28 September, 2010
In a recently reported case a London hotel obtained judgment against its IT systems supplier. The case is interesting as it is a classic contract dispute and it provides a useful overview of the way in which the Court approaches such cases. The case occupied the Court for 10 days and it is clear from the 51 pages of the judgement that this was really contentious litigation with both parties believing they were in the right.
The hotel entered into a contract in October 2006 for software to deal with advance reservations, checking in and out and the payment of bills. The agreed price was 49,999. The hotel stated that the system supplied did not work properly and despite being given an opportunity to put things right the IT suppliers had failed to do so. The hotel rejected the IT system within 6 months and replaced it with another system from an alternative supplier. The IT supplier said that this was not a bespoke system, the hotel had seen it demonstrated before placing an order and had evaluated whether it was suitable for their requirements. The IT supplier also alleged that the hotel staff were not using the system correctly and that its contract contained clauses excluding liability.
The Court analysed the initial discussions between the parties and the paperwork which formed the basis of the contract. The Court heard evidence from hotel staff and the IT supplier's staff. Expert evidence was obtained by each party to provide the Court with guidance as to the complaints and what level of functionality could reasonably have been expected.
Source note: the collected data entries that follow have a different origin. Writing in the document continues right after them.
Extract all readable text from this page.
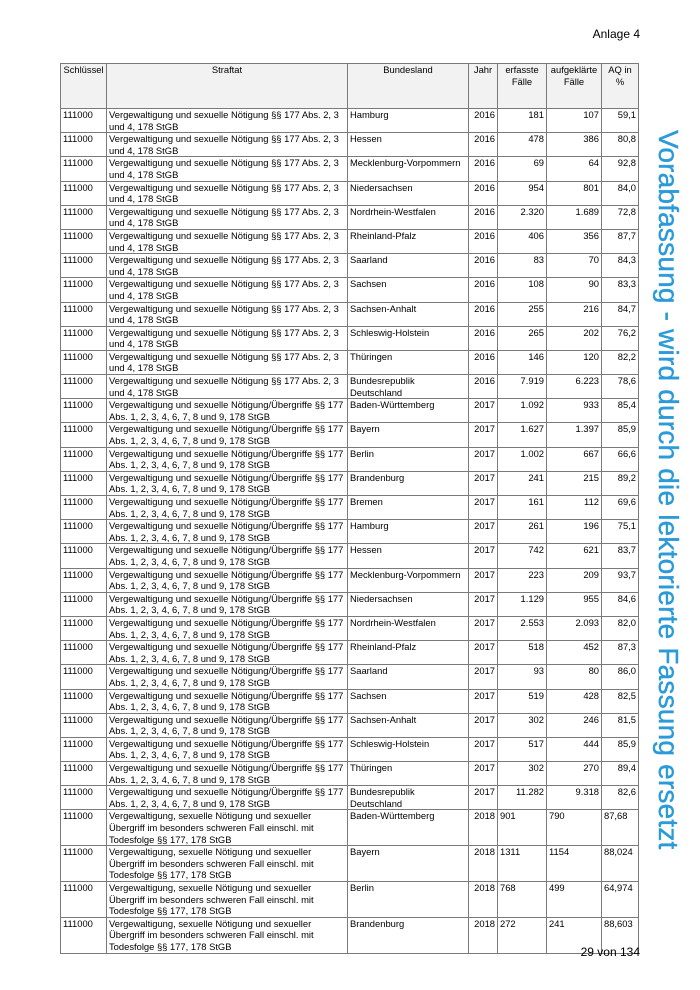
Anlage 4
Schlüssel	Straftat	Bundesland	Jahr	erfasste Fälle	aufgeklärte Fälle	AQ in %
111000	Vergewaltigung und sexuelle Nötigung §§ 177 Abs. 2, 3 und 4, 178 StGB	Hamburg	2016	181	107	59,1
111000	Vergewaltigung und sexuelle Nötigung §§ 177 Abs. 2, 3 und 4, 178 StGB	Hessen	2016	478	386	80,8
111000	Vergewaltigung und sexuelle Nötigung §§ 177 Abs. 2, 3 und 4, 178 StGB	Mecklenburg-Vorpommern	2016	69	64	92,8
111000	Vergewaltigung und sexuelle Nötigung §§ 177 Abs. 2, 3 und 4, 178 StGB	Niedersachsen	2016	954	801	84,0
111000	Vergewaltigung und sexuelle Nötigung §§ 177 Abs. 2, 3 und 4, 178 StGB	Nordrhein-Westfalen	2016	2.320	1.689	72,8
111000	Vergewaltigung und sexuelle Nötigung §§ 177 Abs. 2, 3 und 4, 178 StGB	Rheinland-Pfalz	2016	406	356	87,7
111000	Vergewaltigung und sexuelle Nötigung §§ 177 Abs. 2, 3 und 4, 178 StGB	Saarland	2016	83	70	84,3
111000	Vergewaltigung und sexuelle Nötigung §§ 177 Abs. 2, 3 und 4, 178 StGB	Sachsen	2016	108	90	83,3
111000	Vergewaltigung und sexuelle Nötigung §§ 177 Abs. 2, 3 und 4, 178 StGB	Sachsen-Anhalt	2016	255	216	84,7
111000	Vergewaltigung und sexuelle Nötigung §§ 177 Abs. 2, 3 und 4, 178 StGB	Schleswig-Holstein	2016	265	202	76,2
111000	Vergewaltigung und sexuelle Nötigung §§ 177 Abs. 2, 3 und 4, 178 StGB	Thüringen	2016	146	120	82,2
111000	Vergewaltigung und sexuelle Nötigung §§ 177 Abs. 2, 3 und 4, 178 StGB	Bundesrepublik Deutschland	2016	7.919	6.223	78,6
111000	Vergewaltigung und sexuelle Nötigung/Übergriffe §§ 177 Abs. 1, 2, 3, 4, 6, 7, 8 und 9, 178 StGB	Baden-Württemberg	2017	1.092	933	85,4
111000	Vergewaltigung und sexuelle Nötigung/Übergriffe §§ 177 Abs. 1, 2, 3, 4, 6, 7, 8 und 9, 178 StGB	Bayern	2017	1.627	1.397	85,9
111000	Vergewaltigung und sexuelle Nötigung/Übergriffe §§ 177 Abs. 1, 2, 3, 4, 6, 7, 8 und 9, 178 StGB	Berlin	2017	1.002	667	66,6
111000	Vergewaltigung und sexuelle Nötigung/Übergriffe §§ 177 Abs. 1, 2, 3, 4, 6, 7, 8 und 9, 178 StGB	Brandenburg	2017	241	215	89,2
111000	Vergewaltigung und sexuelle Nötigung/Übergriffe §§ 177 Abs. 1, 2, 3, 4, 6, 7, 8 und 9, 178 StGB	Bremen	2017	161	112	69,6
111000	Vergewaltigung und sexuelle Nötigung/Übergriffe §§ 177 Abs. 1, 2, 3, 4, 6, 7, 8 und 9, 178 StGB	Hamburg	2017	261	196	75,1
111000	Vergewaltigung und sexuelle Nötigung/Übergriffe §§ 177 Abs. 1, 2, 3, 4, 6, 7, 8 und 9, 178 StGB	Hessen	2017	742	621	83,7
111000	Vergewaltigung und sexuelle Nötigung/Übergriffe §§ 177 Abs. 1, 2, 3, 4, 6, 7, 8 und 9, 178 StGB	Mecklenburg-Vorpommern	2017	223	209	93,7
111000	Vergewaltigung und sexuelle Nötigung/Übergriffe §§ 177 Abs. 1, 2, 3, 4, 6, 7, 8 und 9, 178 StGB	Niedersachsen	2017	1.129	955	84,6
111000	Vergewaltigung und sexuelle Nötigung/Übergriffe §§ 177 Abs. 1, 2, 3, 4, 6, 7, 8 und 9, 178 StGB	Nordrhein-Westfalen	2017	2.553	2.093	82,0
111000	Vergewaltigung und sexuelle Nötigung/Übergriffe §§ 177 Abs. 1, 2, 3, 4, 6, 7, 8 und 9, 178 StGB	Rheinland-Pfalz	2017	518	452	87,3
111000	Vergewaltigung und sexuelle Nötigung/Übergriffe §§ 177 Abs. 1, 2, 3, 4, 6, 7, 8 und 9, 178 StGB	Saarland	2017	93	80	86,0
111000	Vergewaltigung und sexuelle Nötigung/Übergriffe §§ 177 Abs. 1, 2, 3, 4, 6, 7, 8 und 9, 178 StGB	Sachsen	2017	519	428	82,5
111000	Vergewaltigung und sexuelle Nötigung/Übergriffe §§ 177 Abs. 1, 2, 3, 4, 6, 7, 8 und 9, 178 StGB	Sachsen-Anhalt	2017	302	246	81,5
111000	Vergewaltigung und sexuelle Nötigung/Übergriffe §§ 177 Abs. 1, 2, 3, 4, 6, 7, 8 und 9, 178 StGB	Schleswig-Holstein	2017	517	444	85,9
111000	Vergewaltigung und sexuelle Nötigung/Übergriffe §§ 177 Abs. 1, 2, 3, 4, 6, 7, 8 und 9, 178 StGB	Thüringen	2017	302	270	89,4
111000	Vergewaltigung und sexuelle Nötigung/Übergriffe §§ 177 Abs. 1, 2, 3, 4, 6, 7, 8 und 9, 178 StGB	Bundesrepublik Deutschland	2017	11.282	9.318	82,6
111000	Vergewaltigung, sexuelle Nötigung und sexueller Übergriff im besonders schweren Fall einschl. mit Todesfolge §§ 177, 178 StGB	Baden-Württemberg	2018	901	790	87,68
111000	Vergewaltigung, sexuelle Nötigung und sexueller Übergriff im besonders schweren Fall einschl. mit Todesfolge §§ 177, 178 StGB	Bayern	2018	1311	1154	88,024
111000	Vergewaltigung, sexuelle Nötigung und sexueller Übergriff im besonders schweren Fall einschl. mit Todesfolge §§ 177, 178 StGB	Berlin	2018	768	499	64,974
111000	Vergewaltigung, sexuelle Nötigung und sexueller Übergriff im besonders schweren Fall einschl. mit Todesfolge §§ 177, 178 StGB	Brandenburg	2018	272	241	88,603
29 von 134
Vorabfassung - wird durch die lektorierte Fassung ersetzt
The Court found that the IT system was defective in that it incorrectly reported room availability; screen freezing occurred regularly and check in of group bookings was unwieldy and prone to error. The Court decided that the IT system was not fit for purpose and was not of satisfactory quality. The hotel was entitled to reject it. The Court assessed the loss suffered by the hotel including loss of profits and goodwill, wasted expenditure on the IT system, additional staff costs and wasted staff time. Judgement was given for the hotel in the sum of 110,997.54.
The case underlines the need for clarity in the contract paperwork and when things go wrong to document the problems, even if only by email. Those emails may form the basis of the evidence given to the Court years later. As the Court was willing to consider a calculation of losses based on sales occupancy information collated by the hotel it also means that in the event that a claim seems likely such information should be retained.